The Duchess of Sussex has promised to revisit Ireland’s oldest library after she was told of plans to include the first female bust in its famous Long Room.
The pledge was made on Wednesday when Meghan and her husband, the duke, travelled from their morning trip to Croke Park Stadium to the heart of Dublin city centre to visit Trinity College, Dublin.
Helen Shenton, the institution’s first female librarian, showed the newlyweds around the historic Long Room of the Old Library built between 1712 and 1732, which houses more than 200,000 books.
Lining the walls of the library are 37 busts of literary greats such as Shakespeare, Aristotle and Cicero, as well as men of Trinity College.

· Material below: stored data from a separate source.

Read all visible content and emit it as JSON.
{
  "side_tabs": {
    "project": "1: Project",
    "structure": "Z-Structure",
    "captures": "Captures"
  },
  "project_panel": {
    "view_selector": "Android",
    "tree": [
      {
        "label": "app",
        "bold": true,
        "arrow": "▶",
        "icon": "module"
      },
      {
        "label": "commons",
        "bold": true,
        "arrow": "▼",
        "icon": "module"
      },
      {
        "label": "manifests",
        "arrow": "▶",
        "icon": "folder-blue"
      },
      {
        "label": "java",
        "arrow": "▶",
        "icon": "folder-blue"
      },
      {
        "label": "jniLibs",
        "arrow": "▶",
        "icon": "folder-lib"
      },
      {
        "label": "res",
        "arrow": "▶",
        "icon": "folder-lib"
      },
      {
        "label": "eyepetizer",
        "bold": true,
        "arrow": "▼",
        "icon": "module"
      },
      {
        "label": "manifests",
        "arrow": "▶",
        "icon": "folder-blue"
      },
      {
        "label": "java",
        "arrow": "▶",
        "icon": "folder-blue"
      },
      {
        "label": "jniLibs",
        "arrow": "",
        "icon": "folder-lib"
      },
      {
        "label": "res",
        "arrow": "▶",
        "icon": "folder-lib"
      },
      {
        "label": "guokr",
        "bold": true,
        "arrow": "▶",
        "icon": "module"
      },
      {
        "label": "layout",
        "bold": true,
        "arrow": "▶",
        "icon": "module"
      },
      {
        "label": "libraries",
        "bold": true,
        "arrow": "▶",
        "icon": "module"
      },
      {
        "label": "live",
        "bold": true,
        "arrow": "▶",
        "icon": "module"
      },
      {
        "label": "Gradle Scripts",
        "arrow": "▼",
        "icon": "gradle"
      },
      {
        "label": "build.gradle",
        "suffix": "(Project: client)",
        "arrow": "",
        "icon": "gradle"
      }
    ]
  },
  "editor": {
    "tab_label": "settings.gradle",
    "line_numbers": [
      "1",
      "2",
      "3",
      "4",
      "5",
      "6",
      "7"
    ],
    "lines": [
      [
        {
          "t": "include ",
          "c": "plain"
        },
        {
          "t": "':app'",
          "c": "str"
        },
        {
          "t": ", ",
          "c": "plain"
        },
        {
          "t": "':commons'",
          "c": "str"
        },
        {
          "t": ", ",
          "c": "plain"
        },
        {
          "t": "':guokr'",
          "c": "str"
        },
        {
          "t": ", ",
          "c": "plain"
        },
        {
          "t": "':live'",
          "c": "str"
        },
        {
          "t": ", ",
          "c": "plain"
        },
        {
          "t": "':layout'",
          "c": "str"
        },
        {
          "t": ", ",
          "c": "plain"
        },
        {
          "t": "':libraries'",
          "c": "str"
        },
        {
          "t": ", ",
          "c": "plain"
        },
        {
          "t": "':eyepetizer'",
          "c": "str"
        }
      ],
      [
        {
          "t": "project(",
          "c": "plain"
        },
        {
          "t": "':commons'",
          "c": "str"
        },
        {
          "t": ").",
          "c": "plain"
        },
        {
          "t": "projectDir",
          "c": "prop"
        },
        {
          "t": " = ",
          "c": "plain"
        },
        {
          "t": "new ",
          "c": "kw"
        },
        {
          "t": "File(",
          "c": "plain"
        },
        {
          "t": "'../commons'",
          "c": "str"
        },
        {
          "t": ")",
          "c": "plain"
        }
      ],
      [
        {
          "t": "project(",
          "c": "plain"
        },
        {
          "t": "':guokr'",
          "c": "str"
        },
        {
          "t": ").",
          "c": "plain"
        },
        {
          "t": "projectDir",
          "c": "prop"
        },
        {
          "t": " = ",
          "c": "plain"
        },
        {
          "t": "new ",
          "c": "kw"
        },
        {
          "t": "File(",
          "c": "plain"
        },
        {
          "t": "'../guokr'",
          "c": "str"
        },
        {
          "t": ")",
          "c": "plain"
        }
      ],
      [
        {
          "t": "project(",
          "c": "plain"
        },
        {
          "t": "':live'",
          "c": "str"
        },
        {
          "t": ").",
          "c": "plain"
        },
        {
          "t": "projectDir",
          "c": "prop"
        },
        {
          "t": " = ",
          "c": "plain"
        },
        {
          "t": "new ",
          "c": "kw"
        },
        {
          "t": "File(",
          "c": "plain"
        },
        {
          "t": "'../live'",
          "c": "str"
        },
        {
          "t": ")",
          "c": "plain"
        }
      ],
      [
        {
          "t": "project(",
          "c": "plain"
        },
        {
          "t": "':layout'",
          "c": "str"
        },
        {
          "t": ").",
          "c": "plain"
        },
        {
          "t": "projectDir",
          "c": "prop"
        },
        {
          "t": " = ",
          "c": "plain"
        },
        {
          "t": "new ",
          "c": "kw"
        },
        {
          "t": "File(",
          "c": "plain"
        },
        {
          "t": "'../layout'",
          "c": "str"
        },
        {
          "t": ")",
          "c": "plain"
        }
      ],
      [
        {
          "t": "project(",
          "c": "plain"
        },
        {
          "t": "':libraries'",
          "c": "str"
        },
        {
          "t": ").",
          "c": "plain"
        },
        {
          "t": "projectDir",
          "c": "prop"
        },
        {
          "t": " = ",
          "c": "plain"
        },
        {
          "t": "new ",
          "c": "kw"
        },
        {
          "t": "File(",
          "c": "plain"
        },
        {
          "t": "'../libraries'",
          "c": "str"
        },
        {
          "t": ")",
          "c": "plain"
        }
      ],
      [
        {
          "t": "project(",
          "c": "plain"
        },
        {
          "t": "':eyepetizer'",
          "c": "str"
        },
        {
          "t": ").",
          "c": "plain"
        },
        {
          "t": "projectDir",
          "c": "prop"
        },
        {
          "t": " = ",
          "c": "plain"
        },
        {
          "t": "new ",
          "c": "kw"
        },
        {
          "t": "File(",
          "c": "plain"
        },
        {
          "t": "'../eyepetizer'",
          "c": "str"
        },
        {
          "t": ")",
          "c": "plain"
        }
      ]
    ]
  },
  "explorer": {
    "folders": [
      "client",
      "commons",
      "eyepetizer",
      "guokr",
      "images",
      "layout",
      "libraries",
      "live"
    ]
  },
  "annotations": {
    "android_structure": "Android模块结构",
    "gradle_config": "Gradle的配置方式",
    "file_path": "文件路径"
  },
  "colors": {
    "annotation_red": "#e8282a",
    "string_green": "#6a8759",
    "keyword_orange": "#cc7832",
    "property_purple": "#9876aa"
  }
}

Ms Shenton told Meghan that, as the first woman in the role, she plans to install the first female bust in the room.
The duchess replied: “I’ll come back and look out for the first female bust.”
Harry said he recognised the smell of the leather-bound books, and took a special interest in the medieval manuscripts before commenting on how beautiful the room was.
The couple looked up to admire the huge domed ceiling, and both lowered their voices to take in the splendour of the room, while Harry said “Shhh” to the almost empty library.
The newlyweds also saw Ireland’s oldest harp, known as the Brian Boru harp, which is long recognised as the symbol of Ireland.
The ancient college houses the historic Book of Kells, widely regarded as Ireland’s greatest cultural treasure and the world’s most famous medieval manuscript.
The couple were invited into the Book of Kells exhibit, where the 9th century book is on display, an ornately decorated copy of the four Gospels of the life of Jesus Christ.
They were greeted by the University Provost and President Patrick Prendergast and his partner, Sheena Brown, outside the library and were introduced to Anne Marie Diffley, head of visitor services at the library, who explained the history of the ancient script.
Two volumes were on display for the royal visitors while the room was lit up by an illuminated page of the book.
The duke was heard saying “Wow” as he entered the room.
Before leaving, they signed the visitors’ book, with Meghan letting her new husband sign first.
As Harry signed his name, Ms Shenton asked the duchess about her interest in calligraphy, to which she replied: “Yes, and I used to do book binding.”
The couple met hundreds of well-wishers outside in the grounds of the college, and were given a number of bunches of flowers before setting off for their next engagement at the Epic Immigration Museum.